Für die Herstellung von Fenstern, Möbeln, Dachbalken und Bohlen für Fußböden wurde Fichtenholz verwendet, das sowohl wegen seiner Beständigkeit gegen kaltes Klima als auch wegen seiner vielfältigen Verwendbarkeit ideal war. Aus in Richtung der Maserung geschnittenem Lärchenholz wurden Schindeln hergestellt, d.h. als Ziegel verwendete Holzleisten, die nach der Verarbeitung einen Zentimeter dick waren und, mit großen Steinen beschwert, zur Dacheindeckung dienten. Fast alle Häuser von Lusern hatten ein solches Schindeldach, bis ein im Jahr 1911 ausgebrochener Brand diese Art von Dächern fast im ganzen Dorf verwüstete. Beim Wiederaufbau wurde daher zur Dacheindeckung verzinktes Blech verwendet.

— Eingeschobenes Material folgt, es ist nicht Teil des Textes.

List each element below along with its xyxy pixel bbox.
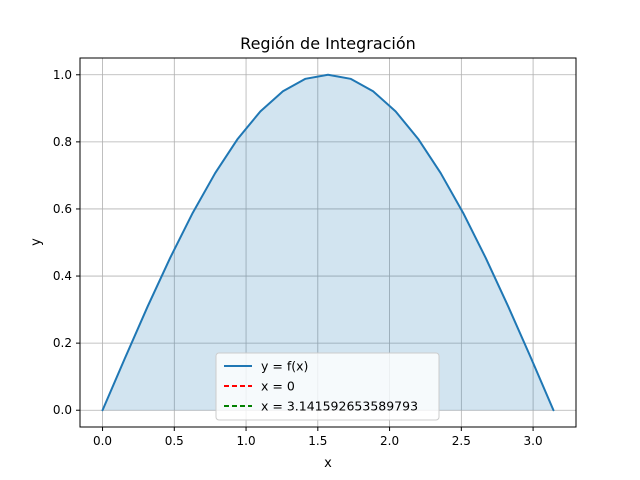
legend-label: x = 3.141592653589793	[261, 399, 418, 414]
y-tick-label: 0.2	[53, 336, 72, 350]
x-tick-label: 0.5	[165, 434, 184, 448]
ticks: 0.0 0.5 1.0 1.5 2.0 2.5 3.0 0.0 0.2 0.4 0.6 0.8 1.0	[53, 68, 543, 448]
legend-box	[215, 352, 440, 421]
legend: y = f(x) x = 0 x = 3.141592653589793	[215, 352, 440, 421]
y-tick-label: 0.4	[53, 269, 72, 283]
y-tick-label: 0.8	[53, 135, 72, 149]
area-fill	[102, 74, 554, 411]
x-tick-label: 1.0	[237, 434, 256, 448]
y-tick-label: 0.6	[53, 202, 72, 216]
y-tick-label: 1.0	[53, 68, 72, 82]
y-tick-label: 0.0	[53, 403, 72, 417]
series-line	[101, 73, 555, 412]
x-tick-label: 0.0	[93, 434, 112, 448]
x-tick-label: 3.0	[524, 434, 543, 448]
axes-frame	[79, 57, 577, 428]
legend-label: x = 0	[261, 379, 295, 394]
y-axis-label: y	[29, 238, 44, 246]
x-tick-label: 2.0	[380, 434, 399, 448]
x-axis-label: x	[324, 456, 332, 471]
plot-area	[101, 73, 555, 412]
legend-label: y = f(x)	[261, 359, 308, 374]
x-tick-label: 2.5	[452, 434, 471, 448]
x-tick-label: 1.5	[308, 434, 327, 448]
chart-title: Región de Integración	[240, 34, 416, 53]
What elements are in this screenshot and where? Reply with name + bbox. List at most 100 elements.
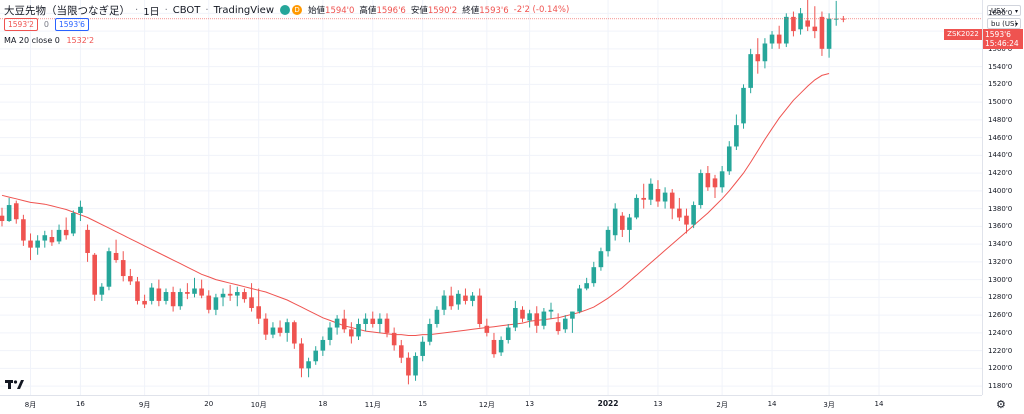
symbol-title[interactable]: 大豆先物（当限つなぎ足）	[4, 4, 130, 17]
candle-body	[776, 34, 782, 44]
candle	[784, 13, 789, 48]
candle-body	[434, 309, 440, 324]
candle	[505, 323, 511, 344]
candle	[384, 313, 390, 338]
time-axis[interactable]: 8月 16 9月 20 10月 18 11月 15 12月 13 2022 13 2月 14 3月 14	[0, 395, 982, 414]
candle	[527, 309, 532, 328]
candle-body	[71, 213, 76, 234]
indicator-legend[interactable]: MA 20 close 0 1532'2	[4, 36, 94, 45]
candle-body	[42, 235, 48, 241]
trade-buttons: 1593'2 0 1593'6	[4, 18, 89, 31]
candle-body	[726, 146, 732, 172]
candle-body	[755, 54, 761, 62]
candle	[35, 235, 40, 255]
price-axis[interactable]: USX ▾ bu (US) ▾ 1180'0 1200'0 1220'0 1240'0 12…	[982, 0, 1024, 395]
candle	[812, 6, 818, 39]
symbol-price-tag: ZSK2022	[944, 29, 982, 40]
candle-body	[677, 208, 682, 218]
candle	[798, 7, 803, 35]
price-tick-label: 1220'0	[988, 346, 1013, 355]
time-tick-label: 13	[525, 400, 535, 408]
chart-legend-header: 大豆先物（当限つなぎ足） · 1日 · CBOT · TradingView D…	[4, 3, 574, 18]
candle-body	[669, 192, 675, 209]
candle-body	[841, 18, 846, 20]
candle	[327, 322, 333, 346]
candle	[242, 288, 247, 303]
candle	[748, 48, 753, 94]
candle-body	[220, 293, 226, 298]
candle-body	[263, 318, 269, 335]
chart-pane[interactable]: 大豆先物（当限つなぎ足） · 1日 · CBOT · TradingView D…	[0, 0, 982, 395]
price-chart[interactable]	[0, 0, 982, 395]
candle	[156, 279, 162, 307]
candle-body	[21, 219, 26, 241]
candle	[612, 203, 618, 241]
gear-icon[interactable]: ⚙	[996, 398, 1006, 411]
candle-body	[798, 13, 803, 30]
candle	[220, 288, 226, 307]
candle-body	[598, 251, 604, 268]
sell-price-button[interactable]: 1593'2	[4, 18, 38, 31]
candle	[349, 322, 354, 344]
candle	[120, 251, 126, 282]
candle	[256, 288, 261, 324]
candle-body	[712, 178, 718, 188]
candle-body	[156, 288, 162, 301]
candle	[498, 336, 504, 356]
order-qty[interactable]: 0	[43, 20, 50, 29]
candle	[726, 141, 732, 175]
separator: ·	[164, 4, 168, 16]
candle	[391, 327, 397, 351]
candle	[762, 38, 768, 69]
time-tick-label: 18	[318, 400, 328, 408]
candle-body	[620, 215, 625, 230]
buy-price-button[interactable]: 1593'6	[55, 18, 89, 31]
candle-body	[270, 327, 276, 335]
time-tick-label: 9月	[138, 401, 151, 409]
candle	[691, 201, 696, 229]
price-tick-label: 1520'0	[988, 80, 1013, 89]
candle-body	[391, 332, 397, 346]
candle-body	[213, 297, 219, 310]
interval-label[interactable]: 1日	[143, 6, 160, 18]
candle	[562, 315, 568, 333]
candle-body	[6, 205, 12, 222]
tradingview-logo-icon[interactable]	[5, 378, 25, 390]
candle-body	[584, 283, 589, 289]
candle	[149, 283, 155, 305]
candle-body	[826, 18, 832, 49]
candle-body	[206, 295, 212, 310]
candle	[78, 200, 83, 222]
candle-body	[812, 26, 818, 32]
candle	[356, 318, 361, 340]
candle	[427, 318, 433, 346]
candle	[177, 288, 183, 310]
candle	[313, 346, 319, 365]
candle-body	[78, 206, 83, 214]
price-tick-label: 1360'0	[988, 222, 1013, 231]
candle-body	[384, 318, 390, 333]
candle	[584, 277, 589, 291]
unit-select[interactable]: bu (US) ▾	[987, 18, 1021, 29]
candle-body	[249, 297, 254, 309]
market-status[interactable]: D	[280, 5, 308, 15]
candle	[620, 212, 625, 237]
candles-layer	[0, 0, 846, 385]
candle-body	[135, 281, 140, 301]
candle-body	[199, 288, 204, 296]
candle	[185, 283, 190, 300]
candle-body	[456, 293, 461, 305]
candle	[570, 311, 575, 333]
currency-select[interactable]: USX ▾	[987, 5, 1021, 16]
candle-body	[398, 345, 404, 358]
candle-body	[170, 292, 176, 307]
last-price-value: 1593'6	[985, 30, 1011, 39]
candle-body	[327, 327, 333, 340]
separator: ·	[205, 4, 209, 16]
candle	[741, 84, 746, 129]
candle	[769, 31, 775, 49]
candle	[755, 38, 761, 74]
candle	[398, 339, 404, 364]
separator: ·	[135, 4, 139, 16]
candle	[92, 252, 97, 301]
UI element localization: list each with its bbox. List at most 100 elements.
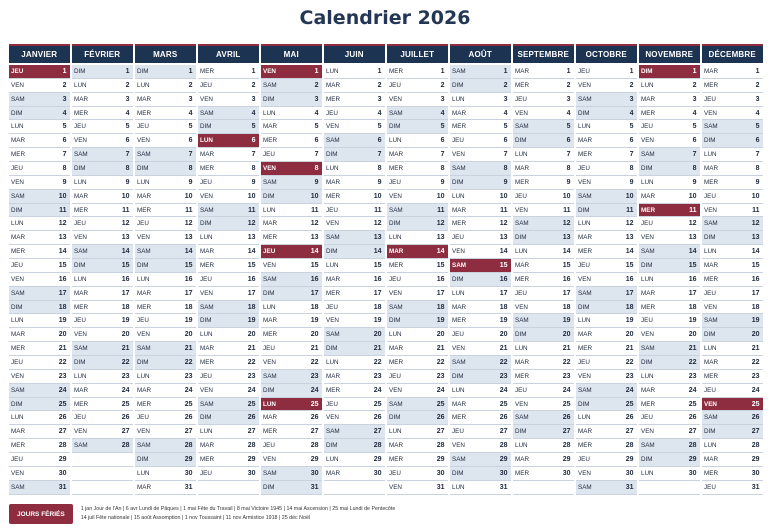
- day-cell: MER 16: [702, 272, 763, 287]
- day-number: 19: [184, 317, 193, 325]
- day-cell: LUN 20: [198, 328, 259, 343]
- day-cell: VEN 9: [576, 175, 637, 190]
- day-number: 19: [247, 317, 256, 325]
- day-cell: LUN 3: [450, 92, 511, 107]
- weekday-label: MAR: [452, 206, 466, 214]
- weekday-label: JEU: [200, 275, 212, 283]
- day-number: 3: [377, 95, 382, 103]
- weekday-label: SAM: [263, 372, 277, 380]
- weekday-label: MAR: [452, 400, 466, 408]
- day-cell: LUN 14: [513, 245, 574, 260]
- day-cell: JEU 30: [198, 466, 259, 481]
- weekday-label: LUN: [11, 317, 24, 325]
- month-column: SEPTEMBRE MAR 1 MER 2 JEU 3 VEN 4 SAM 5 DIM 6 LUN 7 MAR…: [513, 44, 574, 495]
- day-number: 23: [121, 372, 130, 380]
- day-cell: LUN 13: [387, 231, 448, 246]
- day-number: 16: [688, 275, 697, 283]
- weekday-label: MAR: [578, 137, 592, 145]
- day-number: 27: [58, 428, 67, 436]
- day-number: 27: [247, 428, 256, 436]
- day-number: 9: [692, 178, 697, 186]
- day-number: 8: [440, 164, 445, 172]
- day-number: 30: [751, 469, 760, 477]
- day-number: 27: [184, 428, 193, 436]
- weekday-label: MER: [326, 289, 340, 297]
- day-number: 16: [247, 275, 256, 283]
- day-number: 9: [566, 178, 571, 186]
- day-cell: SAM 8: [450, 162, 511, 176]
- day-number: 8: [377, 164, 382, 172]
- day-cell: DIM 10: [261, 189, 322, 204]
- weekday-label: MER: [389, 455, 403, 463]
- day-number: 12: [121, 220, 130, 228]
- day-number: 30: [373, 469, 382, 477]
- day-cell: JEU 5: [639, 120, 700, 135]
- day-number: 8: [62, 164, 67, 172]
- day-cell: JEU 2: [198, 78, 259, 93]
- day-number: 27: [436, 428, 445, 436]
- day-cell: DIM 8: [639, 162, 700, 176]
- weekday-label: VEN: [641, 234, 654, 242]
- weekday-label: JEU: [200, 469, 212, 477]
- weekday-label: LUN: [641, 275, 654, 283]
- day-cell: LUN 19: [576, 314, 637, 329]
- weekday-label: JEU: [200, 81, 212, 89]
- weekday-label: MAR: [515, 455, 529, 463]
- weekday-label: LUN: [641, 178, 654, 186]
- day-number: 20: [562, 331, 571, 339]
- day-number: 25: [310, 400, 319, 408]
- weekday-label: DIM: [452, 372, 464, 380]
- day-cell: SAM 25: [387, 397, 448, 412]
- weekday-label: MAR: [11, 137, 25, 145]
- day-cell: VEN 9: [9, 175, 70, 190]
- day-cell: MER 30: [702, 466, 763, 481]
- day-number: 13: [121, 234, 130, 242]
- day-number: 17: [436, 289, 445, 297]
- day-cell: LUN 27: [387, 425, 448, 440]
- day-cell: JEU 29: [9, 453, 70, 467]
- day-cell: JEU 10: [702, 189, 763, 204]
- day-number: 6: [629, 137, 634, 145]
- day-number: 27: [688, 428, 697, 436]
- weekday-label: DIM: [452, 469, 464, 477]
- day-number: 26: [58, 414, 67, 422]
- day-cell: LUN 18: [261, 300, 322, 315]
- day-number: 12: [436, 220, 445, 228]
- day-number: 1: [251, 67, 256, 75]
- weekday-label: MAR: [137, 95, 151, 103]
- weekday-label: VEN: [515, 109, 528, 117]
- day-cell: VEN 1: [261, 65, 322, 79]
- weekday-label: DIM: [641, 67, 653, 75]
- day-number: 24: [247, 386, 256, 394]
- weekday-label: LUN: [326, 67, 339, 75]
- weekday-label: SAM: [389, 109, 403, 117]
- day-cell: JEU 25: [324, 397, 385, 412]
- day-cell: SAM 3: [576, 92, 637, 107]
- day-cell: JEU 12: [639, 217, 700, 232]
- weekday-label: JEU: [74, 317, 86, 325]
- weekday-label: MAR: [137, 289, 151, 297]
- weekday-label: LUN: [11, 414, 24, 422]
- day-cell: DIM 17: [261, 286, 322, 301]
- month-header: FÉVRIER: [72, 44, 133, 63]
- day-cell: LUN 2: [72, 78, 133, 93]
- day-cell: SAM 7: [72, 148, 133, 163]
- day-number: 5: [629, 123, 634, 131]
- day-number: 11: [311, 206, 319, 214]
- weekday-label: MER: [452, 317, 466, 325]
- weekday-label: LUN: [515, 248, 528, 256]
- day-cell: MER 22: [387, 356, 448, 370]
- day-number: 2: [755, 81, 760, 89]
- month-header: AVRIL: [198, 44, 259, 63]
- day-cell: SAM 16: [261, 272, 322, 287]
- weekday-label: DIM: [137, 455, 149, 463]
- day-number: 10: [499, 192, 508, 200]
- day-cell: MER 4: [639, 106, 700, 121]
- day-cell: MAR 30: [324, 466, 385, 481]
- weekday-label: MAR: [11, 234, 25, 242]
- day-number: 23: [499, 372, 508, 380]
- day-number: 31: [184, 483, 193, 491]
- day-cell: SAM 4: [387, 106, 448, 121]
- weekday-label: SAM: [137, 151, 151, 159]
- weekday-label: JEU: [578, 164, 590, 172]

Zwischen Ende des neunzehnten und Anfang des zwanzigsten Jahrhunderts erleichterte der Bau von Straßennetzen zu militärischen Zwecken den Transport des Holzes zu den Verkaufs- und Verarbeitungsgebieten, wodurch der Holzhandel stark begünstigt wurde. Zwischen 1942 und 1943 spielte auch die Latschenkiefer eine wichtige Rolle, deren Holz in den Stahlwerken von Padua als Ersatz für Kohle verwendet wurde, so dass zum Schlagen des Holzes zimbrische Arbeiter eingesetzt wurden. Das Schlagen von Holz und die eventuelle Wiederaufforstung stellten für die lokale Gemeinschaft stets einen guten Beitrag zum Einkommen der Familien dar. Jugendliche und Frauen wurden auch zur Säuberung der Wälder von Astwerk und Rinden eingesetzt. Unverzichtbar war für die Familien von Lusern die Beschaffung von Brennholz für den häuslichen Gebrauch, das zur Versorgung der Öfen zum Heizen der Häuser und zur Zubereitung von Speisen benötigt wurde. Diesbezüglich spielten die Frauen von Lusern eine bedeutende Rolle, denn gerade sie waren es (die Männer waren fern, weil sie andernorts arbeiteten), die das Holz für den Winter herbeischaffen mussten. Ein Großteil des Waldes war jedoch Eigentum der Gemeindeverwaltung, so dass eine gute Alternative zum Erwerb von Waldfläche das Sammeln von Reisig (raisar), Rinde (roge) und Strünken (stokh) war, d.h. die Nutzung all dessen, was bei der Arbeit der Holzfäller auf dem Gelände zurückblieb. Das Holz wurde dann ordentlich in den Dachstöcken oder unter den Balkonen gestapelt und sehr sparsam verbraucht. Noch heute beantragen die Luserner bei der Gemeinde ein Stück Wald, um sich mit Holz zu versorgen. Das letzte Wort gebührt jedoch denjenigen, die den Waldbestand pflegen, d.h. der Forstbehörde, die sowohl die Anzahl der zu fällenden als auch die Art der neu zu pflanzenden Bäume bestimmt.